Rzewna jest radość w dzień Hadasy,
Jakby się zimy zbliżał kres
I jakby dosyć było łez
I wrócić miały złote czasy...
Tułacz się zjawił w szatach króla –
Strój nie do twarzy!... Schylił twarz
Mizerny błazen, lichy łgarz
Sam się komedią swą rozczula...
I łzą gorącą triumf zrasza
Bajecznych, niepamiętnych dni –
Ach, pod przejrzystą maską tli
Tęsknota wiosny i Mesjasza...
Nagle, zuchwale do kielicha
Drżącą wyciąga rękę król
Wina mi dajcie z świętych pól,
Niechaj mi język nie usycha!...
Niechaj upojeń falą płonie,
Nuci bezsennych wieków psalm:
O, miasto śpiące w cieniu palm!
Jeśli zapomnę Cię – Syjonie...
Dajcie mi wina!... Nikt nie słucha,
Nikt się nie rusza z rzeszy sług,
Błazen zatacza się za próg,
Złośliwy za nim śmiech wybucha...
Hej, biada śmieszkom! Sknerom biada!
Pierwszy, wiosenny, jasny grom
Spali celników hardy dom,
Gdzie złość i pycha się rozsiada...
Pierwszy, wiosenny grom was spali,
Spełzniecie jako lody z rzek,
Zejdziecie jako z dachu śnieg,
Grzesznicy starzy i zgrzybiali!
Lecz wam młodzieńce, wam dziewczęta
Szrony się sperlą w diadem ros.
Płomienną skroń i kruczy włos
Wiosna wam opromieni święta...


Poezja Anzelma Lutwaka nie przetrwała próby czasu, a gdy w 1980 r. Lutwak jako poeta został przypomniany w jednym z wydań antologii, nie ominęła go ostra krytyka. Na łamach „Literatury na świecie” uznano, że chyba „niepotrzebnie został wydobyty z piwnic młodopolszczyzny”[18]. Jednak wiersz, który powstał w następstwie pogromu listopadowego 1918 r. stanowi ważne świadectwo… świadectwo bólu intelektualisty, adwokata i społecznika (zob. s. 19).

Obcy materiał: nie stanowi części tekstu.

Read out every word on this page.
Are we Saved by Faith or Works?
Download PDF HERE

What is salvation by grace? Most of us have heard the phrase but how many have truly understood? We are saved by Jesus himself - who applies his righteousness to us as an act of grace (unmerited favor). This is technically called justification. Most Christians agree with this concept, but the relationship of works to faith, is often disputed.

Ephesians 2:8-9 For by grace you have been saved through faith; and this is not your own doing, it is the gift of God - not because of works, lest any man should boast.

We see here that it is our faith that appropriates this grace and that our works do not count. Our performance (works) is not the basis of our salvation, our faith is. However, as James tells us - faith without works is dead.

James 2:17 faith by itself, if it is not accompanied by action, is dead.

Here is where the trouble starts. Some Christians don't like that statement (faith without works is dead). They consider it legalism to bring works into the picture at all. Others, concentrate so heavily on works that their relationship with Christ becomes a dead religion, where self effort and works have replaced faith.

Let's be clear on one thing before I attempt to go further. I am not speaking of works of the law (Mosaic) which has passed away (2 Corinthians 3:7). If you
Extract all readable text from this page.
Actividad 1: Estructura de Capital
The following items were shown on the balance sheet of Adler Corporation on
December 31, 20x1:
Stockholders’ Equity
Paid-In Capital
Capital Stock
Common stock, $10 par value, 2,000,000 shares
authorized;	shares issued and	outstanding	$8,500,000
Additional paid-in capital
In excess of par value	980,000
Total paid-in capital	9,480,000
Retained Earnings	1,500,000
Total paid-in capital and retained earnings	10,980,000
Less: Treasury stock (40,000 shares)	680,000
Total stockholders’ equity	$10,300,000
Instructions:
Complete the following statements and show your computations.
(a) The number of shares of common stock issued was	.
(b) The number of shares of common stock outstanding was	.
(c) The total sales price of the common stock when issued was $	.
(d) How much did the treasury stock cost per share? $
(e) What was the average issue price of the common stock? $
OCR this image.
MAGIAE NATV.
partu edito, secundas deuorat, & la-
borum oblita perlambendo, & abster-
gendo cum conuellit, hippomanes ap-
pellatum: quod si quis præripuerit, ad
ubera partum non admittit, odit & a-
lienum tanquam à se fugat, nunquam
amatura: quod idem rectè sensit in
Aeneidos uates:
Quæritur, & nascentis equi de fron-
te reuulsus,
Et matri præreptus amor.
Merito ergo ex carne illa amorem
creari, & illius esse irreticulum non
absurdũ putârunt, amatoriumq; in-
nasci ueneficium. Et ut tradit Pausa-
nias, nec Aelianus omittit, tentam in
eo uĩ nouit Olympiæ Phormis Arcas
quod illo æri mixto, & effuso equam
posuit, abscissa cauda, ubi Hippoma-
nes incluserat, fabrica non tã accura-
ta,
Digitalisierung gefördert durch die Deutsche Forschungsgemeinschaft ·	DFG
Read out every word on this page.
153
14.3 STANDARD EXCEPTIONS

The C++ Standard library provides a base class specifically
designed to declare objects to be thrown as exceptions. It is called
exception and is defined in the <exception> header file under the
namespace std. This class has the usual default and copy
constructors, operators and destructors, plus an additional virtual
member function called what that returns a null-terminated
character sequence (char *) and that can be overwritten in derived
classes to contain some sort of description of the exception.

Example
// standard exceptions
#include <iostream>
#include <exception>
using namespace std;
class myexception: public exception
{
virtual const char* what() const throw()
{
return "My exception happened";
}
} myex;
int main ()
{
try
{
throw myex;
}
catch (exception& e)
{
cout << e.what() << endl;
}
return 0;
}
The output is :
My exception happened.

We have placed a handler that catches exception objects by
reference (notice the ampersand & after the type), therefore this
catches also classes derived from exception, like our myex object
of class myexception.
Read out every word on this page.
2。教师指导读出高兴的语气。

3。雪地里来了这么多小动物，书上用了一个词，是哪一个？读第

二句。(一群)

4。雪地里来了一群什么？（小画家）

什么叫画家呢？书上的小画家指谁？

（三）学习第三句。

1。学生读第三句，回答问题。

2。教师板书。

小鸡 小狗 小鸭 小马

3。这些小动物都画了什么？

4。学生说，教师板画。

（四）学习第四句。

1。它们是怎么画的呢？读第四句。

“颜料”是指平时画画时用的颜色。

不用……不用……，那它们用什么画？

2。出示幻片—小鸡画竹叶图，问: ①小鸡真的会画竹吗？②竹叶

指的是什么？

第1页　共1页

Adwokatem dr Anzelm Lutwak został ok. 1907 r. Wtedy wpisany został na listę adwokacką Lwowskiej Izby Adwokatów. Miał duże ambicje, czego niezbicie dowodzi fakt, że jako adwokat z trzyletnim ledwie stażem zawodowym podjął próbę stworzenia nowoczesnego czasopisma adwokackiego – nazwał je „Palestrą” i dodał, że jest to miesięcznik „poświęcony obronie prawa”, jak głosił dopisek[19].

Czasopismo zostało dość dokładnie omówione we wspomnianym wyżej artykule[20]. Wypada jednak przypomnieć, że pierwszy zeszyt datowany był 1 marca 1910 r. Profil pisma redaktor omówił w dwóch miejscach: w nienumerowanej dwustronicowej „wrzutce”[21] oraz w słowie wstępnym do pierwszego zeszytu. Owa „wrzutka” – to swoisty apel – zatytułowany „Wielmożny Panie Kolego!” Podpisany pod nim redaktor Lutwak pisał „Dzisiaj – dzięki ofiarności kilku dobrą wolą ożywionych jednostek, przeważnie członków naszego stanu, którzy w tym celu zawiązali się w spółkę, myśl czasopisma przybrała kształty realne i oto przed WP Kolegą leży zeszyt pierwszy «Palestry»”[22]. I dodawał, że czasopismo ma „być żywym głosem żywego w naszym społeczeństwie sumienia”[23]. Zapowiadał, że „Palestra” będzie się ukazywać w cyklu 18 zeszytów rocznie[24]. Przyznawał jednak, że „skromne na razie rozmiary wydawnictwa dostosowane są do skromnych na razie środków. Mimo to wiara nasza w przyszłość i rozwój „Palestry” jest dostatecznie uzasadniona”. Niestety pomylił się. Ukazało się, i to z trudem jedynie 7 zeszytów. Czasopismo nie zyskało więc dostatecznego poparcie w środowisku.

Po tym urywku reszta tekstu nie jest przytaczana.